Yıl 2439. Aylardan Mayıs. Tarih Mayıs'ın 5'ini gösteriyor.
Özel bir hastanenin doğumhanesinde bir doğum gerçekleşiyordu. Genç kadın derin derin nefesler alıp ıkınıyor, kadın doğum uzmanı olan doktor ve ebe hemşireler ona yardım ediyordu. Ging Freecss, doğumhanenin kapısının önünde gergince bekliyordu. Doktor en başta doğumun zor olacağını söylemişti. Bu yüzden Ging, fazlasıyla gergindi.

Mito onu sakinleştirmeye çalışıyordu. Elbette kendisi de gergindi ama ikisinin de kafayı yemesinin şu an kimseye yararı yoktu. Aradan uzun zaman geçti. Ne kadar geçtiğini kimse bilmiyordu. Lakin güneş tepede iken geldikleri hastane, güneşin batarken oluşturduğu kızıllıkla süsleniyordu. Doktor, ameliyathaneden çıktı. Yanındaki ebe hemşirenin kucağında kundağa sarılmış bir bebek vardı. Lakin ikisi de mutsuzdu.

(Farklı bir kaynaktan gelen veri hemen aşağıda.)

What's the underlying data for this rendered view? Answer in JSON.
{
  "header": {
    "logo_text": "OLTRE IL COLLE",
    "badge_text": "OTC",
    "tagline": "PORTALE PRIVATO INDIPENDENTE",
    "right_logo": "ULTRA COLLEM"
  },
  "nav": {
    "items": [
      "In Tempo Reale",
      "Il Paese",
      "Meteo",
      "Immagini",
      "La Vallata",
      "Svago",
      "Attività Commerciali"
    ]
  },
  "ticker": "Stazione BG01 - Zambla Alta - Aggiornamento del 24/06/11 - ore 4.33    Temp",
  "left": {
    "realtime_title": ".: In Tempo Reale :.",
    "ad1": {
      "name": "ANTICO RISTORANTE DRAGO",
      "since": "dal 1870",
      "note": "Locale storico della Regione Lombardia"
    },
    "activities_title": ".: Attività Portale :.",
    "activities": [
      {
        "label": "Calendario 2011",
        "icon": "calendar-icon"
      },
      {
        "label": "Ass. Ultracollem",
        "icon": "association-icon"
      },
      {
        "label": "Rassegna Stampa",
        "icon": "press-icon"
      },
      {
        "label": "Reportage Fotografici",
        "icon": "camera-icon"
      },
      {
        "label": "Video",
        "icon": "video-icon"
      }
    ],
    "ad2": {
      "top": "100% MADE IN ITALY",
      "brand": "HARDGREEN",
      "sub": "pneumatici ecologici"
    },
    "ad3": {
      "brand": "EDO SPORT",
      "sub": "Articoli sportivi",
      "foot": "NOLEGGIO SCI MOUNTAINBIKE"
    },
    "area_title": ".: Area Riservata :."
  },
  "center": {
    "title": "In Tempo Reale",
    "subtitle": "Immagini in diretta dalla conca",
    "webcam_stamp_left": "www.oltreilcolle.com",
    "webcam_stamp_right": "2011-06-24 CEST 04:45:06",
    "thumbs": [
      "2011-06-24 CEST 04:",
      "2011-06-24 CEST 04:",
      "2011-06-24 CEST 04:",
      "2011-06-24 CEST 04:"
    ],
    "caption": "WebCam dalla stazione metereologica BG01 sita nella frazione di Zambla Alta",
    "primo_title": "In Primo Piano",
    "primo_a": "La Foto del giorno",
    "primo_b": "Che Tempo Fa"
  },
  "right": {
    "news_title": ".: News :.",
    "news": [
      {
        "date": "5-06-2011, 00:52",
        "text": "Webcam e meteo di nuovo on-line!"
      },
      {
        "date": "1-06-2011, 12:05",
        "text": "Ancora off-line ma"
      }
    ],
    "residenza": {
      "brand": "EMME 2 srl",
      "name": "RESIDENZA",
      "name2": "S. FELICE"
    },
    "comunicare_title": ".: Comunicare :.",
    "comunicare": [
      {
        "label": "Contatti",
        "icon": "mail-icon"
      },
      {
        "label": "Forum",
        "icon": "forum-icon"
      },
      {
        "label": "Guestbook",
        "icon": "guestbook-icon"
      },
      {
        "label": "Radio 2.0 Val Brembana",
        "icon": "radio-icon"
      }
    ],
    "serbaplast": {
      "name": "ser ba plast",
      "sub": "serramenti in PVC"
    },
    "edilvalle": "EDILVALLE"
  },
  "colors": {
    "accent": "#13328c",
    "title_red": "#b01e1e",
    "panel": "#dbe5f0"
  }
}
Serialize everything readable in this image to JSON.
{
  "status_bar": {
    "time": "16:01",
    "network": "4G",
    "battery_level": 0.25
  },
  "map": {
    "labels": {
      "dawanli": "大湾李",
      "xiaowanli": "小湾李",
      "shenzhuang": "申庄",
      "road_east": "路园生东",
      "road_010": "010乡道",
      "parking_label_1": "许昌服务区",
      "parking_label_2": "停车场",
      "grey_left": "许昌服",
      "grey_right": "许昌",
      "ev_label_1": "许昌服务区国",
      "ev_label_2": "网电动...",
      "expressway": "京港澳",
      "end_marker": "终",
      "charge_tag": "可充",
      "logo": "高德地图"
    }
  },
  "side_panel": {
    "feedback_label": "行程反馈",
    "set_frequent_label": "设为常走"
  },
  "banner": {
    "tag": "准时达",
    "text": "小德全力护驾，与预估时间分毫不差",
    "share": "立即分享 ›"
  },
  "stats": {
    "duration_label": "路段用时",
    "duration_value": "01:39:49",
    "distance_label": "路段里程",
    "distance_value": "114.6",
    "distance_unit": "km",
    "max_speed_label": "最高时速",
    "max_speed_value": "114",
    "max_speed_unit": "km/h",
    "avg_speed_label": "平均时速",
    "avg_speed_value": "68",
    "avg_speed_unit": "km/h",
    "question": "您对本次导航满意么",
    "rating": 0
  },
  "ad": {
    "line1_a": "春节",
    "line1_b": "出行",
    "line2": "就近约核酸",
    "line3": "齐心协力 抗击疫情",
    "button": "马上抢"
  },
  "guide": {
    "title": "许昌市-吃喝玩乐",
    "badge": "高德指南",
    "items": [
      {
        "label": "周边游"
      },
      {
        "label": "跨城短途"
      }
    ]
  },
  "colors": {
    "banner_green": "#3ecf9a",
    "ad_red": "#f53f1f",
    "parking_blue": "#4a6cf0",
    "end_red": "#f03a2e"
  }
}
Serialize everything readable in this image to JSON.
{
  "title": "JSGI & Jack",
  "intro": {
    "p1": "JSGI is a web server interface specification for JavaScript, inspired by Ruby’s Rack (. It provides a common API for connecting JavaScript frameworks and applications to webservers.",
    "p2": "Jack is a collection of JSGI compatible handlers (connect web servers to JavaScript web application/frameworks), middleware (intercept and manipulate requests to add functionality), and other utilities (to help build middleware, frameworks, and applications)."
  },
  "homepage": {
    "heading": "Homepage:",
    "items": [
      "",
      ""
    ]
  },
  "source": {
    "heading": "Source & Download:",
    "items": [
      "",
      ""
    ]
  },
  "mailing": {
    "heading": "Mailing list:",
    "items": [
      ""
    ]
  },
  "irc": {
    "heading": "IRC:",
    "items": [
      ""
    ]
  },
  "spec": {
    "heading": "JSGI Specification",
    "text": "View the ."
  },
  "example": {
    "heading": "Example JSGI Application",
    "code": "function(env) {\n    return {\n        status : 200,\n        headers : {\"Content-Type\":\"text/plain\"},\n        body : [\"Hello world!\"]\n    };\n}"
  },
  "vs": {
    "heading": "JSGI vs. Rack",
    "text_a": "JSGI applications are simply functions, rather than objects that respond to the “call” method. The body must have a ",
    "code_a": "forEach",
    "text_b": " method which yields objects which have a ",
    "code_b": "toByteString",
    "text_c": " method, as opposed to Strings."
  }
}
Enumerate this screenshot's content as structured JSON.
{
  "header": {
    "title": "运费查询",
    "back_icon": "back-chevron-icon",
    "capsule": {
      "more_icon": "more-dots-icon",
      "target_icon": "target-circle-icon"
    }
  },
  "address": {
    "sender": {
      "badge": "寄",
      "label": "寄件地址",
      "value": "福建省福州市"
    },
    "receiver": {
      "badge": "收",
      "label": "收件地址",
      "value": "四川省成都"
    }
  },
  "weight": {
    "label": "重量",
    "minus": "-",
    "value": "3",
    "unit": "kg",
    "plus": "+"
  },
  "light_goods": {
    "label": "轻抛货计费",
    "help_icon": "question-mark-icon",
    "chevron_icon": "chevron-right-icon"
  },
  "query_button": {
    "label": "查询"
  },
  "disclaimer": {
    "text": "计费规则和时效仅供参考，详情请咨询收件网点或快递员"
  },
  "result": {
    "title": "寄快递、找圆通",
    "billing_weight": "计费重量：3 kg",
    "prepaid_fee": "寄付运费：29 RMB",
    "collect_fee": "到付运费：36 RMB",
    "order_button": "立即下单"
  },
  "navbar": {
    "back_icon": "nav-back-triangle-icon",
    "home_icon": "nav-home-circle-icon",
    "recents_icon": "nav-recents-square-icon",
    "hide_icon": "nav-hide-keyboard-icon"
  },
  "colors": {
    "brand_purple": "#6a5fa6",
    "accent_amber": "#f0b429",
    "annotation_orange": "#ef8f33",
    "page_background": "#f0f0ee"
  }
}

Ging ve Mito ayağa kalktı. Ebe hemşire boğazını temizleyip gülümseyerek Ging'in yanına ilerledi. Kundaktaki bebeği ona uzattı. "Tebrik ederim Ging-san. Bir oğlunuz oldu." Ging gülümseyip bebeğini incitmekten korkarcasına onu kucağına aldı. Bebek huzurla uyuyordu. Göğsü hızlı hızlı inip kalkıyordu. Saçları gürdü ve simsiyahtı. Ging yavaşça onu kucağına bastırdı. Bebek hareketlendi ve dudaklarında minik bir gülümseme peyda oldu. "Gon," diye mırıldandı Ging. "Senin adın, Gon Freecss." Gon'un gülümsemesi biraz daha büyüdü. Bu ismi sevmişti.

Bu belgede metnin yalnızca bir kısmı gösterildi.